Regina Ullmann | Traumatische Münchner Erlebnisse

17.11.2017 – Charles Linsmayer

Von Rilke gefördert, entwickelte sich die St. Gallerin Regina Ullmann zu einer der bedeutendsten deutschsprachigen Erzählerinnen. München, wo sie ihr halbes Leben verbrachte, wurde ihr früh zum Schicksal.

«Ich habe ihn zur Welt gebracht nach Feuer und Todesgefahr. Ich will ihn schützen wie ein grünes Blatt seine Wunderblume.» Die Bäuerin sagt das von ihrem unwillkommenen, weil behinderten Kind, das ihr Mann am liebsten töten würde, und sie sagt das im Minidrama «Feldpredigt», das 1907 in Frankfurt erschien. Verfasserin war die am 14. Dezember 1884 in St.Gallen geborene Fabrikantentochter Regina Ullmann, die seit dem Tod ihres Vaters mit Mutter und Schwester in München lebte und im Künstlerviertel Schwabing als Original herumgereicht wurde.

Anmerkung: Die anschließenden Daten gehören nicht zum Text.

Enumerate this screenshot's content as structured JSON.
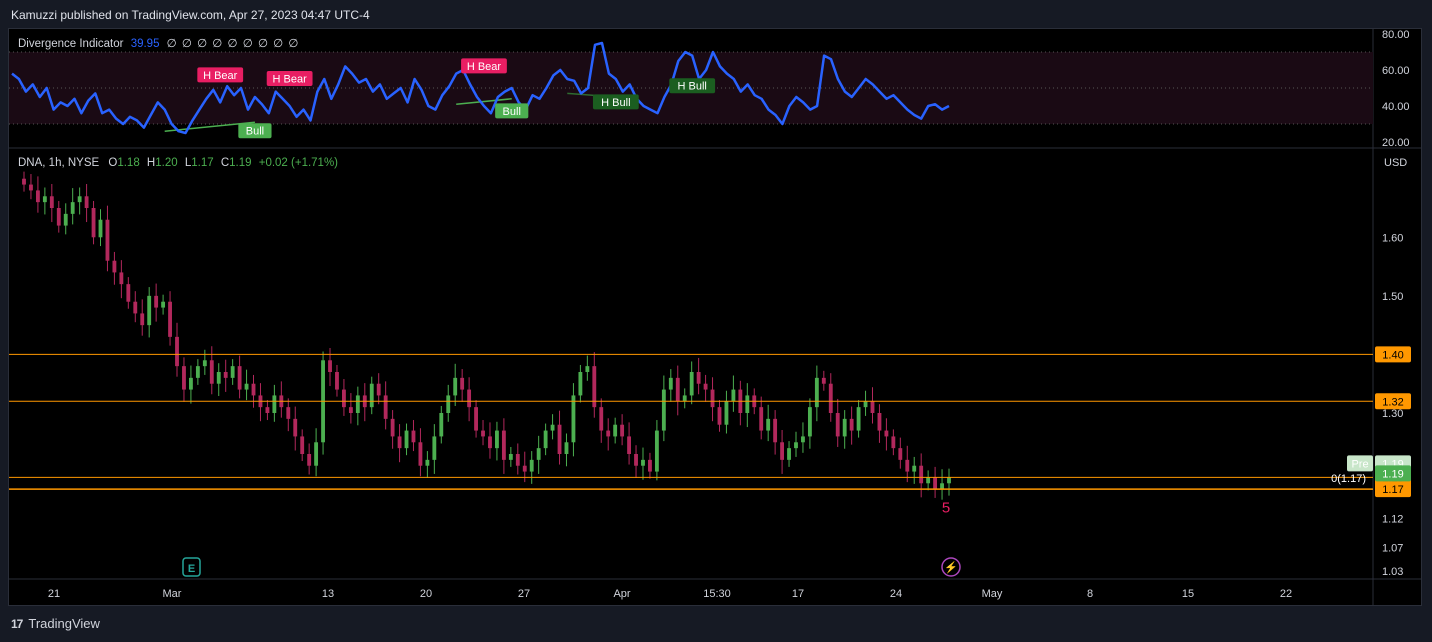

Wie eine Bauernmagd gekleidet, mit einem Auge schielend, von langsamer Schreib- und Redeweise, beeindruckte sie Literaten wie Erich von Kahler oder Albert Steffen, sobald sie zu erzählen begann. Rainer Maria Rilke war es schliesslich, der das «dinghafte, schwere und seltsame Geschöpf» unter seinen Schutz nahm, ahnte er doch, wie eng dessen Erstling mit dem eigenen Erleben zusammenhing. Ihre Beschränktheit nutzend, hatten sowohl der Nationalökonom Hanns Dorn als auch der anarchische, mit Freud und Jung zerstrittene Psychiater Otto Gross die naive junge Frau geschwängert und es zugelassen, dass sie die beiden aus den Beziehungen hervorgegangenen Töchter bei Bauern in Feldkirchen bei München aufwachsen liess.

Unauslotbare Tiefe

Rilke konstatierte, dass Regina Ullmann in einer unauslotbaren Tiefe beheimatet sei, steuerte zu ihrem zweiten Buch, «Von der Erde des Lebens», 1910 das Vorwort bei, lektorierte ihre Gedichte und sah in ihrer «Geschichte von einem alten Wirtshausschild» von 1925 einen unüberbietbaren, ja göttlichen Höhepunkt. Als er 1926 starb, fehlte der Mentor, und obwohl sich Regina Ullmann unter dem Einfluss von Ludwig Derleth katholisch hatte taufen lassen und sich in Erzählsammlungen wie «Die Barockkirche» oder «Die Landstrasse» Katholisches mit Barockem und Traumhaftem verband, musste sie 1937 ihrer jüdischen Herkunft wegen Deutschland verlassen. Aus Österreich gelangte sie nach dem Tod ihrer Mutter nach St.Gallen, wo sie mit der Unterstützung der Mäzenin Nanny Wunderly-Volkart bei Nonnen eine Unterkunft fand und bis 1950, als sie gegen Bezahlung das St.Galler Bürgerrecht erhielt, als geduldeter Flüchtling zurückgezogen lebte. Eine Zeitlang hatte sie noch in die USA ausreisen wollen, und es war eine Überraschung, dass die wunderbare, tiefsinnige Erzählerin in der Adenauer-Ära, als Autoren wie Reinhold Schneider und Werner Bergengruen Erfolge feierten, mit Titeln wie «Der Engelskranz» oder «Madonna auf Glas» als Ikone eines katholischen Schrifttums neu entdeckt wurde und sogar als erste den neu gestifteten St. Galler Kulturpreis erhielt. Gestorben aber ist sie nicht in St. Gallen, sondern bei ihrer Tochter in Feldkirchen im Jahr 1961.

Ein nachgelassener Roman

Lebenslang hatte sie sich vergeblich um einen Roman bemüht und dafür immer wieder Subventionen ergattert. Nach ihrem Tod fand sich im Nachlass tatsächlich ein Romanmanuskript mit dem Titel «Girgel und Lisette», an dem sie offenbar viele Jahre lang gearbeitet hatte. Versucht man den Text zu enträtseln, entdeckt man darin eine verkappte Darstellung ihrer Beziehung zu Otto Gross, dem Vater ihrer zweiten Tochter. Und es ergibt sich daraus die Quintessenz, dass Regina Ullmann das Trauma dieser Begegnung lebenslang nicht verwinden konnte und dass das Rätselhafte, Unverwechselbare, oftmals stupend Moderne ihrer Erzählkunst nicht Ausdruck einer göttlichen Inspiration und auch nicht eine Spätfolge ihrer Legasthenie, sondern die Frucht einer tiefen, lebenslang verschwiegenen Liebesverletzung sein dürfte.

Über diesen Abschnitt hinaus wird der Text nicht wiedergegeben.